Activity (A) refers to the act of distraction. It could involve offering to make Rohan a cup of tea or suggesting a walk around the garden with him. However, in situations where this is not appropriate or possible, activity within the framework can involve reflecting on the interaction and what did and did not work.
In some cases, the person's distress may be so severe that the nurse cannot de-escalate the situation and may mean that they need to obtain support from other professionals or teams, such as the GP, mental health services or, where there is an immediate risk of harm, from emergency services.

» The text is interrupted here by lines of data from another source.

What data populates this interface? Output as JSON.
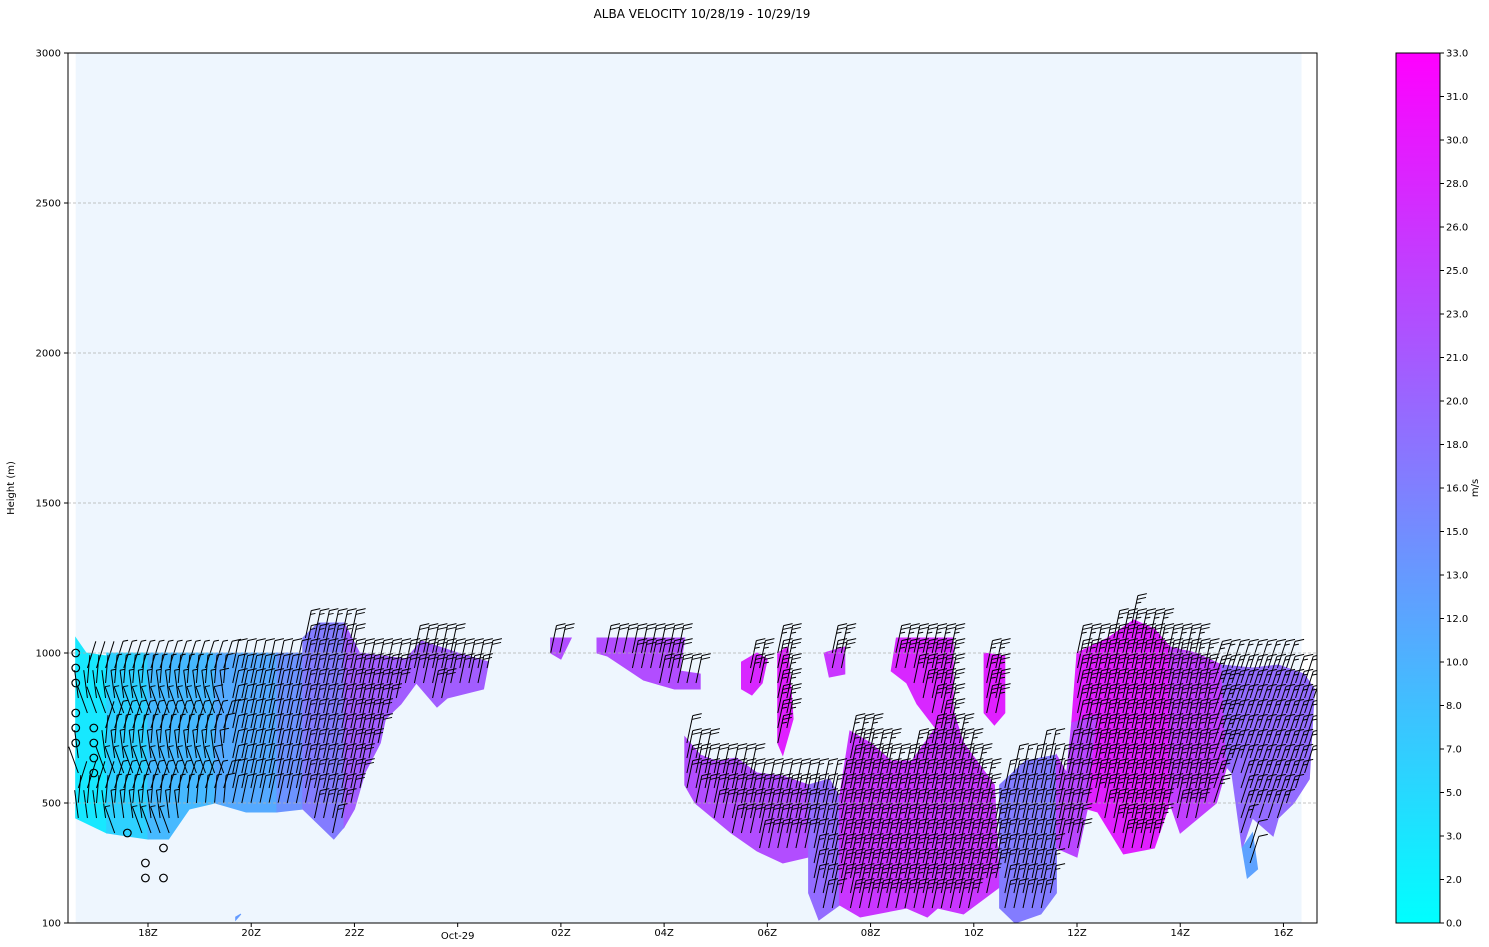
{
  "chart_data": {
    "type": "heatmap",
    "title": "ALBA VELOCITY 10/28/19 - 10/29/19",
    "ylabel": "Height (m)",
    "xlabel": "",
    "ylim": [
      100,
      3000
    ],
    "y_ticks": [
      100,
      500,
      1000,
      1500,
      2000,
      2500,
      3000
    ],
    "x_ticks": [
      {
        "hour": 18,
        "label": "18Z"
      },
      {
        "hour": 20,
        "label": "20Z"
      },
      {
        "hour": 22,
        "label": "22Z"
      },
      {
        "hour": 24,
        "label": "Oct-29"
      },
      {
        "hour": 26,
        "label": "02Z"
      },
      {
        "hour": 28,
        "label": "04Z"
      },
      {
        "hour": 30,
        "label": "06Z"
      },
      {
        "hour": 32,
        "label": "08Z"
      },
      {
        "hour": 34,
        "label": "10Z"
      },
      {
        "hour": 36,
        "label": "12Z"
      },
      {
        "hour": 38,
        "label": "14Z"
      },
      {
        "hour": 40,
        "label": "16Z"
      }
    ],
    "xlim_hours": [
      16.45,
      40.65
    ],
    "grid": "horizontal dashed",
    "background_color": "#eef6fe",
    "colorbar": {
      "label": "m/s",
      "ticks": [
        "0.0",
        "2.0",
        "3.0",
        "5.0",
        "7.0",
        "8.0",
        "10.0",
        "12.0",
        "13.0",
        "15.0",
        "16.0",
        "18.0",
        "20.0",
        "21.0",
        "23.0",
        "25.0",
        "26.0",
        "28.0",
        "30.0",
        "31.0",
        "33.0"
      ],
      "color_min": "#00ffff",
      "color_max": "#ff00ff"
    },
    "regions": [
      {
        "speed": 3,
        "points": [
          [
            16.6,
            1050
          ],
          [
            16.8,
            1000
          ],
          [
            17.2,
            990
          ],
          [
            17.2,
            400
          ],
          [
            16.6,
            450
          ]
        ]
      },
      {
        "speed": 6,
        "points": [
          [
            17.2,
            1000
          ],
          [
            18.0,
            1000
          ],
          [
            18.0,
            380
          ],
          [
            17.2,
            400
          ]
        ]
      },
      {
        "speed": 9,
        "points": [
          [
            18.0,
            1000
          ],
          [
            19.3,
            1000
          ],
          [
            19.3,
            500
          ],
          [
            18.8,
            480
          ],
          [
            18.4,
            380
          ],
          [
            18.0,
            380
          ]
        ]
      },
      {
        "speed": 11,
        "points": [
          [
            19.3,
            1000
          ],
          [
            20.5,
            1000
          ],
          [
            20.5,
            470
          ],
          [
            19.9,
            470
          ],
          [
            19.3,
            500
          ]
        ]
      },
      {
        "speed": 13,
        "points": [
          [
            19.7,
            110
          ],
          [
            19.8,
            130
          ],
          [
            19.7,
            120
          ]
        ]
      },
      {
        "speed": 14,
        "points": [
          [
            20.5,
            1000
          ],
          [
            21.0,
            1000
          ],
          [
            21.0,
            480
          ],
          [
            20.5,
            470
          ]
        ]
      },
      {
        "speed": 17,
        "points": [
          [
            21.0,
            1050
          ],
          [
            21.3,
            1100
          ],
          [
            21.8,
            1100
          ],
          [
            21.8,
            420
          ],
          [
            21.6,
            380
          ],
          [
            21.0,
            480
          ]
        ]
      },
      {
        "speed": 21,
        "points": [
          [
            21.8,
            1100
          ],
          [
            22.1,
            1000
          ],
          [
            23.0,
            980
          ],
          [
            23.3,
            1040
          ],
          [
            24.0,
            1000
          ],
          [
            24.6,
            970
          ],
          [
            24.5,
            880
          ],
          [
            23.8,
            850
          ],
          [
            23.6,
            820
          ],
          [
            23.2,
            900
          ],
          [
            22.9,
            830
          ],
          [
            22.6,
            780
          ],
          [
            22.5,
            700
          ],
          [
            22.2,
            600
          ],
          [
            22.0,
            480
          ],
          [
            21.8,
            420
          ]
        ]
      },
      {
        "speed": 23,
        "points": [
          [
            25.8,
            1050
          ],
          [
            26.2,
            1050
          ],
          [
            26.0,
            980
          ],
          [
            25.8,
            1000
          ]
        ]
      },
      {
        "speed": 23,
        "points": [
          [
            26.7,
            1050
          ],
          [
            28.4,
            1050
          ],
          [
            28.3,
            940
          ],
          [
            28.7,
            930
          ],
          [
            28.7,
            880
          ],
          [
            28.2,
            880
          ],
          [
            27.6,
            910
          ],
          [
            26.9,
            990
          ],
          [
            26.7,
            1000
          ]
        ]
      },
      {
        "speed": 23,
        "points": [
          [
            28.4,
            720
          ],
          [
            28.7,
            660
          ],
          [
            29.0,
            640
          ],
          [
            29.4,
            650
          ],
          [
            29.8,
            600
          ],
          [
            30.3,
            590
          ],
          [
            30.8,
            560
          ],
          [
            30.8,
            320
          ],
          [
            30.3,
            300
          ],
          [
            29.8,
            340
          ],
          [
            29.3,
            400
          ],
          [
            28.6,
            500
          ],
          [
            28.4,
            560
          ]
        ]
      },
      {
        "speed": 19,
        "points": [
          [
            30.8,
            560
          ],
          [
            31.2,
            580
          ],
          [
            31.4,
            520
          ],
          [
            31.4,
            160
          ],
          [
            31.0,
            110
          ],
          [
            30.8,
            200
          ],
          [
            30.8,
            320
          ]
        ]
      },
      {
        "speed": 26,
        "points": [
          [
            31.4,
            520
          ],
          [
            31.6,
            740
          ],
          [
            32.0,
            700
          ],
          [
            32.4,
            640
          ],
          [
            32.8,
            640
          ],
          [
            33.3,
            760
          ],
          [
            33.5,
            860
          ],
          [
            33.8,
            700
          ],
          [
            34.4,
            560
          ],
          [
            34.5,
            220
          ],
          [
            33.8,
            130
          ],
          [
            33.3,
            150
          ],
          [
            33.1,
            120
          ],
          [
            32.7,
            150
          ],
          [
            31.8,
            120
          ],
          [
            31.4,
            160
          ]
        ]
      },
      {
        "speed": 28,
        "points": [
          [
            32.4,
            940
          ],
          [
            32.5,
            1050
          ],
          [
            33.6,
            1050
          ],
          [
            33.6,
            800
          ],
          [
            33.3,
            740
          ],
          [
            32.9,
            830
          ],
          [
            32.7,
            900
          ]
        ]
      },
      {
        "speed": 28,
        "points": [
          [
            29.5,
            970
          ],
          [
            29.8,
            1000
          ],
          [
            30.0,
            980
          ],
          [
            29.9,
            900
          ],
          [
            29.7,
            860
          ],
          [
            29.5,
            880
          ]
        ]
      },
      {
        "speed": 29,
        "points": [
          [
            30.2,
            1000
          ],
          [
            30.4,
            1020
          ],
          [
            30.5,
            780
          ],
          [
            30.3,
            660
          ],
          [
            30.2,
            700
          ]
        ]
      },
      {
        "speed": 26,
        "points": [
          [
            31.1,
            1000
          ],
          [
            31.5,
            1020
          ],
          [
            31.5,
            930
          ],
          [
            31.2,
            920
          ]
        ]
      },
      {
        "speed": 29,
        "points": [
          [
            34.2,
            1000
          ],
          [
            34.6,
            990
          ],
          [
            34.6,
            800
          ],
          [
            34.4,
            760
          ],
          [
            34.2,
            800
          ]
        ]
      },
      {
        "speed": 17,
        "points": [
          [
            34.5,
            560
          ],
          [
            35.0,
            640
          ],
          [
            35.6,
            660
          ],
          [
            35.6,
            200
          ],
          [
            35.3,
            130
          ],
          [
            34.8,
            100
          ],
          [
            34.5,
            150
          ]
        ]
      },
      {
        "speed": 24,
        "points": [
          [
            35.6,
            660
          ],
          [
            35.8,
            600
          ],
          [
            35.9,
            770
          ],
          [
            36.4,
            800
          ],
          [
            36.2,
            480
          ],
          [
            36.0,
            320
          ],
          [
            35.6,
            350
          ]
        ]
      },
      {
        "speed": 29,
        "points": [
          [
            35.9,
            770
          ],
          [
            36.0,
            1000
          ],
          [
            36.6,
            1050
          ],
          [
            37.1,
            1110
          ],
          [
            37.5,
            1080
          ],
          [
            37.8,
            1020
          ],
          [
            37.9,
            880
          ],
          [
            37.8,
            500
          ],
          [
            37.5,
            350
          ],
          [
            36.9,
            330
          ],
          [
            36.4,
            470
          ],
          [
            36.2,
            480
          ],
          [
            36.4,
            800
          ]
        ]
      },
      {
        "speed": 25,
        "points": [
          [
            37.8,
            1020
          ],
          [
            38.3,
            1000
          ],
          [
            38.8,
            960
          ],
          [
            38.9,
            620
          ],
          [
            38.7,
            500
          ],
          [
            38.0,
            400
          ],
          [
            37.8,
            500
          ]
        ]
      },
      {
        "speed": 19,
        "points": [
          [
            38.8,
            960
          ],
          [
            39.4,
            950
          ],
          [
            39.9,
            960
          ],
          [
            40.4,
            930
          ],
          [
            40.6,
            880
          ],
          [
            40.5,
            580
          ],
          [
            40.2,
            500
          ],
          [
            39.9,
            450
          ],
          [
            39.8,
            390
          ],
          [
            39.4,
            450
          ],
          [
            39.2,
            350
          ],
          [
            39.0,
            600
          ],
          [
            38.9,
            620
          ]
        ]
      },
      {
        "speed": 12,
        "points": [
          [
            39.2,
            350
          ],
          [
            39.4,
            400
          ],
          [
            39.5,
            280
          ],
          [
            39.3,
            250
          ]
        ]
      }
    ],
    "barbs": {
      "description": "wind barbs plotted on a regular time-height grid over the data region"
    },
    "calm_circles": [
      [
        16.6,
        1000
      ],
      [
        16.6,
        950
      ],
      [
        16.6,
        900
      ],
      [
        16.6,
        800
      ],
      [
        16.6,
        750
      ],
      [
        16.6,
        700
      ],
      [
        16.95,
        750
      ],
      [
        16.95,
        700
      ],
      [
        16.95,
        650
      ],
      [
        16.95,
        600
      ],
      [
        17.6,
        400
      ],
      [
        17.95,
        300
      ],
      [
        17.95,
        250
      ],
      [
        18.3,
        350
      ],
      [
        18.3,
        250
      ]
    ]
  }
}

In this case study, in which Meera disclosed that Rohan had physically harmed her, and in cases where distress of the person with dementia poses a risk to another person, it is important to consider a safeguarding referral, following the local safeguarding policy and procedures.
Conclusion
People with dementia can experience distress for many different reasons. Given the growing numbers of people with dementia, it is likely that community nurses will be caring for many people with dementia who may be experiencing distress. Thus, community nurses are in a unique position to be able to use brief interventions to respond to that distress, and to know when more specialist support might be needed. This article has given an overview of some evidence-based approaches that can be used in community nursing practice.